Destiny Rodriguez, Forever 21 aka … 30
Have a baby for you and nobody else. Not to fix anything, and not to make someone happy, nope. Won’t work. Having a child is a lifelong, bittersweet commitment. Make sure that’s the core/ foundation. Mental health is so important. So many people may say things like “forget about you, it’s not about you, you can’t have a life “ etc… but please remember, it’s definitely about you. You can not give your child the best and you are not mentally at your best. Make time for you, buy yourself things, go out, do regular errands without kids or just be alone with yourself. Just because you have a kid, your life shouldn’t stop. It should be altered. Maybe even give a new reason and meaning to achieve new goals, but don’t “lose” yourself.
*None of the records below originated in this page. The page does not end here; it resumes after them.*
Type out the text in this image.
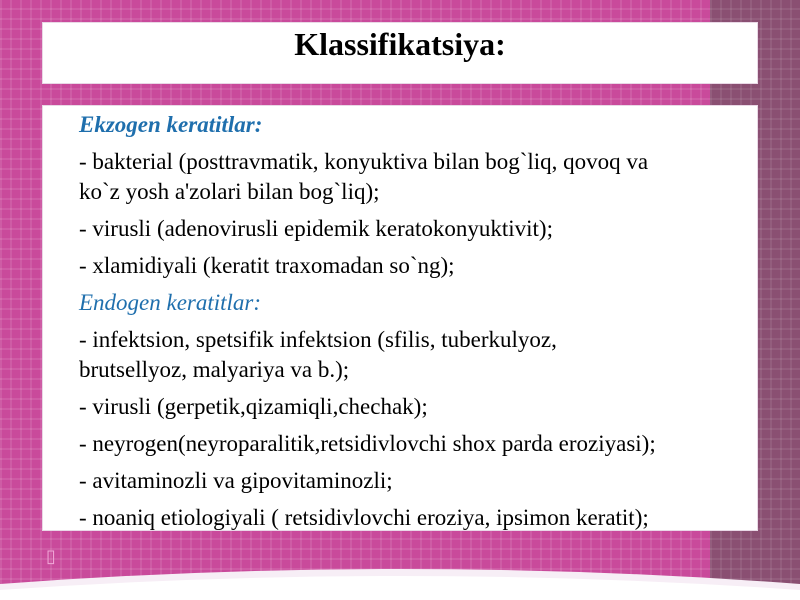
Klassifikatsiya:

Ekzogen keratitlar:

- bakterial (posttravmatik, konyuktiva bilan bog`liq, qovoq va

ko`z yosh a'zolari bilan bog`liq);

- virusli (adenovirusli epidemik keratokonyuktivit);

- xlamidiyali (keratit traxomadan so`ng);

Endogen keratitlar:

- infektsion, spetsifik infektsion (sfilis, tuberkulyoz,

brutsellyoz, malyariya va b.);

- virusli (gerpetik,qizamiqli,chechak);

- neyrogen(neyroparalitik,retsidivlovchi shox parda eroziyasi);

- avitaminozli va gipovitaminozli;

- noaniq etiologiyali ( retsidivlovchi eroziya, ipsimon keratit);

▯
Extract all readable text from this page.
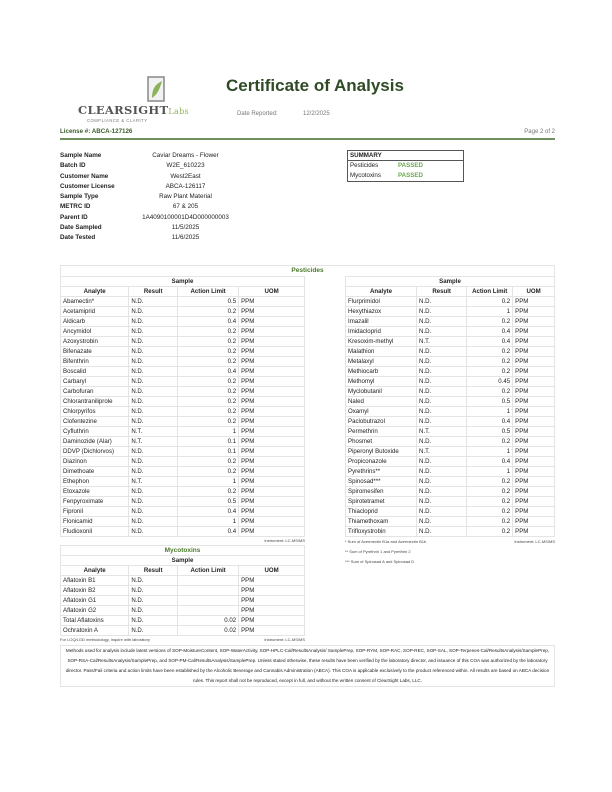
CLEARSIGHTLabs
COMPLIANCE & CLARITY
Certificate of Analysis
Date Reported:	12/2/2025
License #: ABCA-127126	Page 2 of 2
Sample Name	Caviar Dreams - Flower
Batch ID	W2E_610223
Customer Name	West2East
Customer License	ABCA-126117
Sample Type	Raw Plant Material
METRC ID	67 & 205
Parent ID	1A4090100001D4D000000003
Date Sampled	11/5/2025
Date Tested	11/6/2025
SUMMARY
Pesticides	PASSED
Mycotoxins	PASSED
Pesticides
Sample			
Analyte	Result	Action Limit	UOM
Abamectin*	N.D.	0.5	PPM
Acetamiprid	N.D.	0.2	PPM
Aldicarb	N.D.	0.4	PPM
Ancymidol	N.D.	0.2	PPM
Azoxystrobin	N.D.	0.2	PPM
Bifenazate	N.D.	0.2	PPM
Bifenthrin	N.D.	0.2	PPM
Boscalid	N.D.	0.4	PPM
Carbaryl	N.D.	0.2	PPM
Carbofuran	N.D.	0.2	PPM
Chlorantraniliprole	N.D.	0.2	PPM
Chlorpyrifos	N.D.	0.2	PPM
Clofentezine	N.D.	0.2	PPM
Cyfluthrin	N.T.	1	PPM
Daminozide (Alar)	N.T.	0.1	PPM
DDVP (Dichlorvos)	N.D.	0.1	PPM
Diazinon	N.D.	0.2	PPM
Dimethoate	N.D.	0.2	PPM
Ethephon	N.T.	1	PPM
Etoxazole	N.D.	0.2	PPM
Fenpyroximate	N.D.	0.5	PPM
Fipronil	N.D.	0.4	PPM
Flonicamid	N.D.	1	PPM
Fludioxonil	N.D.	0.4	PPM
Instrument: LC-MS/MS
Mycotoxins
Sample			
Analyte	Result	Action Limit	UOM
Aflatoxin B1	N.D.		PPM
Aflatoxin B2	N.D.		PPM
Aflatoxin G1	N.D.		PPM
Aflatoxin G2	N.D.		PPM
Total Aflatoxins	N.D.	0.02	PPM
Ochratoxin A	N.D.	0.02	PPM
For LOQ/LOD methodology, inquire with laboratory	Instrument: LC-MS/MS
Sample			
Analyte	Result	Action Limit	UOM
Flurprimidol	N.D.	0.2	PPM
Hexythiazox	N.D.	1	PPM
Imazalil	N.D.	0.2	PPM
Imidacloprid	N.D.	0.4	PPM
Kresoxim-methyl	N.T.	0.4	PPM
Malathion	N.D.	0.2	PPM
Metalaxyl	N.D.	0.2	PPM
Methiocarb	N.D.	0.2	PPM
Methomyl	N.D.	0.45	PPM
Myclobutanil	N.D.	0.2	PPM
Naled	N.D.	0.5	PPM
Oxamyl	N.D.	1	PPM
Paclobutrazol	N.D.	0.4	PPM
Permethrin	N.T.	0.5	PPM
Phosmet	N.D.	0.2	PPM
Piperonyl Butoxide	N.T.	1	PPM
Propiconazole	N.D.	0.4	PPM
Pyrethrins**	N.D.	1	PPM
Spinosad***	N.D.	0.2	PPM
Spiromesifen	N.D.	0.2	PPM
Spirotetramet	N.D.	0.2	PPM
Thiacloprid	N.D.	0.2	PPM
Thiamethoxam	N.D.	0.2	PPM
Trifloxystrobin	N.D.	0.2	PPM
* Sum of Avermectin B1a and Avermectin B1b	Instrument: LC-MS/MS
** Sum of Pyrethrin 1 and Pyrethrin 2
*** Sum of Spinosad A and Spinosad D
Methods used for analysis include latest versions of SOP-MoistureContent, SOP-WaterActivity, SOP-HPLC-Cal/ResultsAnalysis/ SamplePrep, SOP-RYM, SOP-RAC, SOP-REC, SOP-SAL, SOP-Terpenes-Cal/ResultsAnalysis/SamplePrep, SOP-RSA-Cal/ResultsAnalysis/SamplePrep, and SOP-PM-Cal/ResultsAnalysis/SamplePrep. Unless stated otherwise, these results have been verified by the laboratory director, and issuance of this COA was authorized by the laboratory director. Pass/Fail criteria and action limits have been established by the Alcoholic Beverage and Cannabis Administration (ABCA). This COA is applicable exclusively to the product referenced within. All results are based on ABCA decision rules. This report shall not be reproduced, except in full, and without the written consent of ClearSight Labs, LLC.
It’s definitely hard and there are so many times when there is no “ right or wrong “ answer. Just always do your best, and have your kids best interest in mind. Lastly, no one owes you anything. You’ll def lose some people you thought were friends. Its life. Don’t get bent outta shape. It’s apart of growth. People get too caught up in what others should or are “supposed” to be doing for them. You have a kid, ( not your mom, the godmother, aunty, etc ) be prepared to do any and everything for that kid. You had them, don’t let them suffer for what others lack. And if you can’t live with that, don’t have them ! Kids are definitely a choice. Milfs and baby mommas are born everyday, which one will you be?
Black Maternal Health week (April 11-17), founded and led by the Black Mamas Matter Alliance.